The Tax-Relief Act of 2005 (S.2020), passed earlier this year by the Senate, would allow taxpayers who do not itemize deductions on their federal income tax returns to take a charitable contribution deduction for total cash contributions in excess of $210 ($420 for married couples filing jointly). This particular provision of the Act is intended to be in effect for 2006 and 2007, unless extended by Congress, and is supported by Independent Sector ("IS"), a nonprofit leadership forum and coalition of about 500 organizations.
In the IS Fact Sheet on The Charitable Deduction Changes for Itemizers and Non-Itemizers In S.2020, the Tax Relief Act of 2005, the following benefits and disadvantages of the provision are discussed:
- Increases giving by extending the charitable contribution deduction to 86 million taxpayers who do not itemize deductions.
- Increases fairness by treating all taxpayers who make charitable donations on a more even basis.
- Simplifies the tax incentives for charitable giving as "above-the-line" deductions which lower the taxpayer’s adjusted gross income.

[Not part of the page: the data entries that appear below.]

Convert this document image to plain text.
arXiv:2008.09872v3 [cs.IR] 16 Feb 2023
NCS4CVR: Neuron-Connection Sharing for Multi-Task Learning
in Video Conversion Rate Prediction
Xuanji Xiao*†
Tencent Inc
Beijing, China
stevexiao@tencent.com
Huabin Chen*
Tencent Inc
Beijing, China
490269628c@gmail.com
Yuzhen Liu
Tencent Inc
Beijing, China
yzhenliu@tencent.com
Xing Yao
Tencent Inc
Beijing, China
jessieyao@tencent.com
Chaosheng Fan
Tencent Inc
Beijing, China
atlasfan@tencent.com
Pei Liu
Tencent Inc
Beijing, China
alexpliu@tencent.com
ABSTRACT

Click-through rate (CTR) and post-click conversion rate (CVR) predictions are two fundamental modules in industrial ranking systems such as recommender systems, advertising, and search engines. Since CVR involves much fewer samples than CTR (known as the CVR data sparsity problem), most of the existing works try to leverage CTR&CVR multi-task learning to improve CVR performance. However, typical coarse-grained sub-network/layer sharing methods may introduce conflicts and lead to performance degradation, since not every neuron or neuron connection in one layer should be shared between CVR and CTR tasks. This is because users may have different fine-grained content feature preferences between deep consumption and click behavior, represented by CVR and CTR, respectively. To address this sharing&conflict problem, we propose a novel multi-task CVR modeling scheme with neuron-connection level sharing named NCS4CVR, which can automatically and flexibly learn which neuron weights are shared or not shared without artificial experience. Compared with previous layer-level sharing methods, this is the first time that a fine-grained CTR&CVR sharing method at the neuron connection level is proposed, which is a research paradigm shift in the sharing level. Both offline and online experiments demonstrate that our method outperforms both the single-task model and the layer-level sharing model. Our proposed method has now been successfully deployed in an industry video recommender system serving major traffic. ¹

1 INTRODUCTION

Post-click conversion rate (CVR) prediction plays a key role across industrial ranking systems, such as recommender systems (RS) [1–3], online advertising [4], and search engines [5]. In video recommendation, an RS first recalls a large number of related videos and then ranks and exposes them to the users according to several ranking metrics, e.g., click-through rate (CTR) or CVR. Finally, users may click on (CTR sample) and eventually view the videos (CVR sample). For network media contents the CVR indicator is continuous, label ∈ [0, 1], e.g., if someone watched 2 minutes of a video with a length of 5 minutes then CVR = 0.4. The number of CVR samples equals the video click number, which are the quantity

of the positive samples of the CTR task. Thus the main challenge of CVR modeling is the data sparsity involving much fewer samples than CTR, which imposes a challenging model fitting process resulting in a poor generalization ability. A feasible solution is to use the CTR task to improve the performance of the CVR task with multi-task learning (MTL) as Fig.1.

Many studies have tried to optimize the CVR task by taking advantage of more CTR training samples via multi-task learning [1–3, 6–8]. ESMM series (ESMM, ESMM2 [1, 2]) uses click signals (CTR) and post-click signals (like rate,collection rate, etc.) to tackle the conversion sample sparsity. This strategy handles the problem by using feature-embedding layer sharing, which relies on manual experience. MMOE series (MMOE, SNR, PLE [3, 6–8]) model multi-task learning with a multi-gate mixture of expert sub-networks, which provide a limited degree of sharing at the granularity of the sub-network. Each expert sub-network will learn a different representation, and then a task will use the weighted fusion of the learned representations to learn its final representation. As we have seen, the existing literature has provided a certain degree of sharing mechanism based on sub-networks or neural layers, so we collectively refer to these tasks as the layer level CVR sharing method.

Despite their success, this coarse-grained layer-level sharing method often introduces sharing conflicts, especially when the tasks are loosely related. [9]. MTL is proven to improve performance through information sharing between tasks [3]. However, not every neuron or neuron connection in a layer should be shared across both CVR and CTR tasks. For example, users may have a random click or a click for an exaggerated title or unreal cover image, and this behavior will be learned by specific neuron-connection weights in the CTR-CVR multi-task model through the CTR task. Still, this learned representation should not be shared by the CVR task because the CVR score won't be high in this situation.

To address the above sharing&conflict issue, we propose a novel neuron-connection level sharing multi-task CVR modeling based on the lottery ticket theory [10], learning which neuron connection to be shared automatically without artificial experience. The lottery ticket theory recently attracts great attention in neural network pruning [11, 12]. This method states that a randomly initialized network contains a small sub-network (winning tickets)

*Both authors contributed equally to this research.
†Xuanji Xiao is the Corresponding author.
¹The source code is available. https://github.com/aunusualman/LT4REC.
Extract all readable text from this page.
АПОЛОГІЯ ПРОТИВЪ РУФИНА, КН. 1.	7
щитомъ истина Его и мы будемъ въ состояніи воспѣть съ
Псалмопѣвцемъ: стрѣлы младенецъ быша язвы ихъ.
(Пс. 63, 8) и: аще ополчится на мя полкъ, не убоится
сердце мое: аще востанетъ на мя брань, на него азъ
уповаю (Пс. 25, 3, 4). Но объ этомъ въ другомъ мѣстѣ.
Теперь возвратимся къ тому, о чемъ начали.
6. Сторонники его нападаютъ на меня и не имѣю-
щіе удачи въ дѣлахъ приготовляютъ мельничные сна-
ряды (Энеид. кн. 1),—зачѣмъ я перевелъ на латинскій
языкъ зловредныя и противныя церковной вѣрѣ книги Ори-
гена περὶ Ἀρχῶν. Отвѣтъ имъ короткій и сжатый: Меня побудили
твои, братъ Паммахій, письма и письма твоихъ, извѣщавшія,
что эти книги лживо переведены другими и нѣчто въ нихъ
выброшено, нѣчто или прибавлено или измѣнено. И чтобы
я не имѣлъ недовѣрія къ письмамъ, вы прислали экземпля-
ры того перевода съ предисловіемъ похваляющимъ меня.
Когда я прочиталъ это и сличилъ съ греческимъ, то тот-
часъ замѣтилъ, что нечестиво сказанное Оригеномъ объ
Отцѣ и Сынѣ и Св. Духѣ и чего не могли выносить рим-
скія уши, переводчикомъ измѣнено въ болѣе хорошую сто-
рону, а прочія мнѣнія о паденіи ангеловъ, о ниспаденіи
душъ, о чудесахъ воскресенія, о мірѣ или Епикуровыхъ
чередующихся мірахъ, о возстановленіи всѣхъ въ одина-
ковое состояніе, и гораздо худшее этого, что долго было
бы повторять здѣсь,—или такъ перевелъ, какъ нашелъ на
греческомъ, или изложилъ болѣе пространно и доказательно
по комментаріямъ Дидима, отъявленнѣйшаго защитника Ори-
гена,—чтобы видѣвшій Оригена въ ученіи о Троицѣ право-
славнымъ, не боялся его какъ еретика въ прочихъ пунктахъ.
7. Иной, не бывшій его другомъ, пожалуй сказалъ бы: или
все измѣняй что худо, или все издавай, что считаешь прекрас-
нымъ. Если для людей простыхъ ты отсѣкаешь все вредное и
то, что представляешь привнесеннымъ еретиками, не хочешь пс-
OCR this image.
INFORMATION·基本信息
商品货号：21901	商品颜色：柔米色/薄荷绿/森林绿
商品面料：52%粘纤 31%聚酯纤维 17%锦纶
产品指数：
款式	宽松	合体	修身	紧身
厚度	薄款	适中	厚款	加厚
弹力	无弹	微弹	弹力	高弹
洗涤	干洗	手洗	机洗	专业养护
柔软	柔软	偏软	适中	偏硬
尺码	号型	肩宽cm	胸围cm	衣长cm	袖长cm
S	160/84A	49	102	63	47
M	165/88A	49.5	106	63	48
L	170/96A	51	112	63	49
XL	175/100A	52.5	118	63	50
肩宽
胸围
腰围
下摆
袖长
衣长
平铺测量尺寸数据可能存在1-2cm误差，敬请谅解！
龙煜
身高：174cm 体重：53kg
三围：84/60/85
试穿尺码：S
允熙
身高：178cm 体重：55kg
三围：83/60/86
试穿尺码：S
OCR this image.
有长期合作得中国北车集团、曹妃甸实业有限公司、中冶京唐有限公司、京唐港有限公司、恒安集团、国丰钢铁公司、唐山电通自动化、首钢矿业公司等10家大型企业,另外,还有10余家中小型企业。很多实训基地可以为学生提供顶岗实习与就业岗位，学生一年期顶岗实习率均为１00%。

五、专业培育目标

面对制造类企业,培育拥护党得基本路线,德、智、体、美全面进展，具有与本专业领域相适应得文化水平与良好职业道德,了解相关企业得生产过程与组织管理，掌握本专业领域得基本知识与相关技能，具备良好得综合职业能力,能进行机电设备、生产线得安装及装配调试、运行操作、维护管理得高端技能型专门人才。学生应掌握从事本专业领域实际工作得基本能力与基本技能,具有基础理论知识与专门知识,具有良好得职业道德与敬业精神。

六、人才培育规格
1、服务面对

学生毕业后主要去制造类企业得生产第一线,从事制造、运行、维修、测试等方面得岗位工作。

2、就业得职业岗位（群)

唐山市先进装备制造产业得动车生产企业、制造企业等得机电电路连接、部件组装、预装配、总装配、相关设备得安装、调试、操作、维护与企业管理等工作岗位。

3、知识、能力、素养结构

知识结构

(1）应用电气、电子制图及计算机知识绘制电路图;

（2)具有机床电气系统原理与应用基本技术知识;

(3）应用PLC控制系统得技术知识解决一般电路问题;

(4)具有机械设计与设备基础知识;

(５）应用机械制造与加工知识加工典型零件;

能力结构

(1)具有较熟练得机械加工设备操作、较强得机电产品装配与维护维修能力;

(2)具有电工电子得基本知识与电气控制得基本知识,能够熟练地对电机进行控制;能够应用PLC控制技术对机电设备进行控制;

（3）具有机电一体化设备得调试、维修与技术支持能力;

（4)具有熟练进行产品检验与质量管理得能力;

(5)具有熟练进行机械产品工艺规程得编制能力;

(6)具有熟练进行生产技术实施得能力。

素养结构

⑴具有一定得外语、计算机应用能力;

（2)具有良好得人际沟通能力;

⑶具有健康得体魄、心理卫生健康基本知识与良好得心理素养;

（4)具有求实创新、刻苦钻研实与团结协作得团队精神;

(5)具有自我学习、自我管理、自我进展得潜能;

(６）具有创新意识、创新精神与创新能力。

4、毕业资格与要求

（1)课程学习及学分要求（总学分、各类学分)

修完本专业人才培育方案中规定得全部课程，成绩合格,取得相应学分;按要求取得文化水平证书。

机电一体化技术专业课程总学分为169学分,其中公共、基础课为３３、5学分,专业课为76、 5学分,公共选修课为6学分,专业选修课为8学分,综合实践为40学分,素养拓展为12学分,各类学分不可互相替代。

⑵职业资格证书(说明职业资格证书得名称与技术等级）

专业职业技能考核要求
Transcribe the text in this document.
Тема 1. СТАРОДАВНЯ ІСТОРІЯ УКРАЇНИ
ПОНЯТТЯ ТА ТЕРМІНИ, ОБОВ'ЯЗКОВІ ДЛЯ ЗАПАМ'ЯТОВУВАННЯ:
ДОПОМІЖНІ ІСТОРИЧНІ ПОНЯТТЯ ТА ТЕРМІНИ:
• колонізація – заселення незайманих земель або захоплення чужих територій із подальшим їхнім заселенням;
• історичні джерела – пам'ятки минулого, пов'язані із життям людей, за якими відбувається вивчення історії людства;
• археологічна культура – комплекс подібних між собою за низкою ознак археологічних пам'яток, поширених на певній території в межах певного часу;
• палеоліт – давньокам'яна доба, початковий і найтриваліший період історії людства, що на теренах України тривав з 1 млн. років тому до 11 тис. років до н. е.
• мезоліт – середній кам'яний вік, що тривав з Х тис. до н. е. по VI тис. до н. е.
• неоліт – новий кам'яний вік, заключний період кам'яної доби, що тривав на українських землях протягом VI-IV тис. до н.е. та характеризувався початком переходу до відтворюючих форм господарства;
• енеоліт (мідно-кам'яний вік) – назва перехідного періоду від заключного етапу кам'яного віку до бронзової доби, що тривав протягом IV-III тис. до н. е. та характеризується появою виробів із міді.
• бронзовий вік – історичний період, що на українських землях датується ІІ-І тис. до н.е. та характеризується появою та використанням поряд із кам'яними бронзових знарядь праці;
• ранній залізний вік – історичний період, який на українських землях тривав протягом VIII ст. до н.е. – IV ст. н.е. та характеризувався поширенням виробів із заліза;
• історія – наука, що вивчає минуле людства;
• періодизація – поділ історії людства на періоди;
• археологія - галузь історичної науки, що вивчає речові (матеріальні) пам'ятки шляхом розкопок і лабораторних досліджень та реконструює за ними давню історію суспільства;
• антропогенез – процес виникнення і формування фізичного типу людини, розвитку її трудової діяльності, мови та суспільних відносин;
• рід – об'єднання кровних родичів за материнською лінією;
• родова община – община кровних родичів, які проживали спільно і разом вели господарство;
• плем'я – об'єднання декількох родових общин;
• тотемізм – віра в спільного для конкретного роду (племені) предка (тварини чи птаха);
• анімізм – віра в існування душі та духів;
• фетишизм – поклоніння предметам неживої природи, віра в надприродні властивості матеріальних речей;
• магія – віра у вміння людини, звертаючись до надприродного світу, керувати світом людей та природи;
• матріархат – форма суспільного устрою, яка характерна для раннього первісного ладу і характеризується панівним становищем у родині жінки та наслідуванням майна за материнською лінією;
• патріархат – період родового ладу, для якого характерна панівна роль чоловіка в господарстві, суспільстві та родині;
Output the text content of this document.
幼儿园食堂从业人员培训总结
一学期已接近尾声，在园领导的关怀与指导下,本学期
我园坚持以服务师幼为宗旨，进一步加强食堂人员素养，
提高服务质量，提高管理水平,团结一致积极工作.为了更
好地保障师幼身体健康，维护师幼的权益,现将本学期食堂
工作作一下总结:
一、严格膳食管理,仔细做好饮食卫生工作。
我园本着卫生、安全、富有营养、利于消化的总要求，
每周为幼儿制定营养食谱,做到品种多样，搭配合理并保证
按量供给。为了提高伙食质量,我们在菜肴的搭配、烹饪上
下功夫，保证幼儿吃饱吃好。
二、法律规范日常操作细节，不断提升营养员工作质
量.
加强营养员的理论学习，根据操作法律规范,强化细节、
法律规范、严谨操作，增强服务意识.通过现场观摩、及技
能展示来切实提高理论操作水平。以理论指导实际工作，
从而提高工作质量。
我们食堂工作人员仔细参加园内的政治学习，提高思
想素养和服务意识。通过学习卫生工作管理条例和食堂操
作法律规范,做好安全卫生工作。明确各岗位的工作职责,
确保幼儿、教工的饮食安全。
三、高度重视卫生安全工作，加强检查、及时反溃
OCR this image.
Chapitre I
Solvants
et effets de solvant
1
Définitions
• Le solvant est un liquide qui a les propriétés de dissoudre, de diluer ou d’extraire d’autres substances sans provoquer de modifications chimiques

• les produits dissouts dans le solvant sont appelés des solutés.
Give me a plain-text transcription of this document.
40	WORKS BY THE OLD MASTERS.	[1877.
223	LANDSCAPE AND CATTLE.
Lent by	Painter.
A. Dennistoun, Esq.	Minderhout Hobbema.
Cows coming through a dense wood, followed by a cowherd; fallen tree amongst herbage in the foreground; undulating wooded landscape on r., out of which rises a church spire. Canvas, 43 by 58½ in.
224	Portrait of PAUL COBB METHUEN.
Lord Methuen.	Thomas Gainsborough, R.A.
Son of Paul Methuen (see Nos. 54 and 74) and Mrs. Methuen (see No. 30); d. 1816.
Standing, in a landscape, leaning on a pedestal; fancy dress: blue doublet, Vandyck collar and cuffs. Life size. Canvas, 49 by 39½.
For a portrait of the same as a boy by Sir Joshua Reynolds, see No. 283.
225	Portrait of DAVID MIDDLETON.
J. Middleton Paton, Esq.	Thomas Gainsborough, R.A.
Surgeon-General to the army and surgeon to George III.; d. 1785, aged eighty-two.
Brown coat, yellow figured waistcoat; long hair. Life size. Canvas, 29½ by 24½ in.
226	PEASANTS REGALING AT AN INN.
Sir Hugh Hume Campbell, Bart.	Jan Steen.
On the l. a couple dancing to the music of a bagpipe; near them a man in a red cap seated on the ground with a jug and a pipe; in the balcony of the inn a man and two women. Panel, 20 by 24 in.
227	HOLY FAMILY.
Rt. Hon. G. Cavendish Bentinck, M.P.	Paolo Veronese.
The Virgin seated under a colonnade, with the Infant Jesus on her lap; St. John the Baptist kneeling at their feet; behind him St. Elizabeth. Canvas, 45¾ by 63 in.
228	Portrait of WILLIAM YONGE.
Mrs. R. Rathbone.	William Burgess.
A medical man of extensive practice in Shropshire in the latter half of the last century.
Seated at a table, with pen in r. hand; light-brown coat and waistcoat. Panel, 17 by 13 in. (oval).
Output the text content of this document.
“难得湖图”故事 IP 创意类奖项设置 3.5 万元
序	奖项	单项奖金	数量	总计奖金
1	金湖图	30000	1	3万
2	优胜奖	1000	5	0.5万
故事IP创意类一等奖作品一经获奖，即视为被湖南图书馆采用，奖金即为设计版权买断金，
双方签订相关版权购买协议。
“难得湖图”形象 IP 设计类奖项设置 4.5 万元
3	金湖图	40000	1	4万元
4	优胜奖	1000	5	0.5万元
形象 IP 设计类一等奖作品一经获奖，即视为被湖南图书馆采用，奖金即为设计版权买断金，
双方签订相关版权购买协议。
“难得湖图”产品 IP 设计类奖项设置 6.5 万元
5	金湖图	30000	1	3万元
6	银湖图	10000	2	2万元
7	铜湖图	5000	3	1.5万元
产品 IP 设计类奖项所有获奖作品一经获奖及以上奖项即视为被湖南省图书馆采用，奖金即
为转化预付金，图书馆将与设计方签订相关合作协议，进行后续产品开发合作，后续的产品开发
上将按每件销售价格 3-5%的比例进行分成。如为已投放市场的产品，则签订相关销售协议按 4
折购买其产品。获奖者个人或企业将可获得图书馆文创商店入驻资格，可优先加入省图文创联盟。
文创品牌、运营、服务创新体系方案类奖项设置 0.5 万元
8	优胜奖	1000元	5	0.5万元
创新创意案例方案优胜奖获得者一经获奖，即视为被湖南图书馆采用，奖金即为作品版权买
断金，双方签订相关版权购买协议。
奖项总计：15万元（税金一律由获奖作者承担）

- Provides a modest tax benefit for low- and middle-income taxpayers, who make up the majority of non-itemizers.
- Is achivable this year.
- Reduces the tax benefit the 38.6 million taxpayers who itemize deductions currently receive for their charitable contributions because itemizers would no longer be able to deduct the first $210 of their charitable contributions ($420 for married couples filing jointly).
- May make tax administration for the IRS more difficult.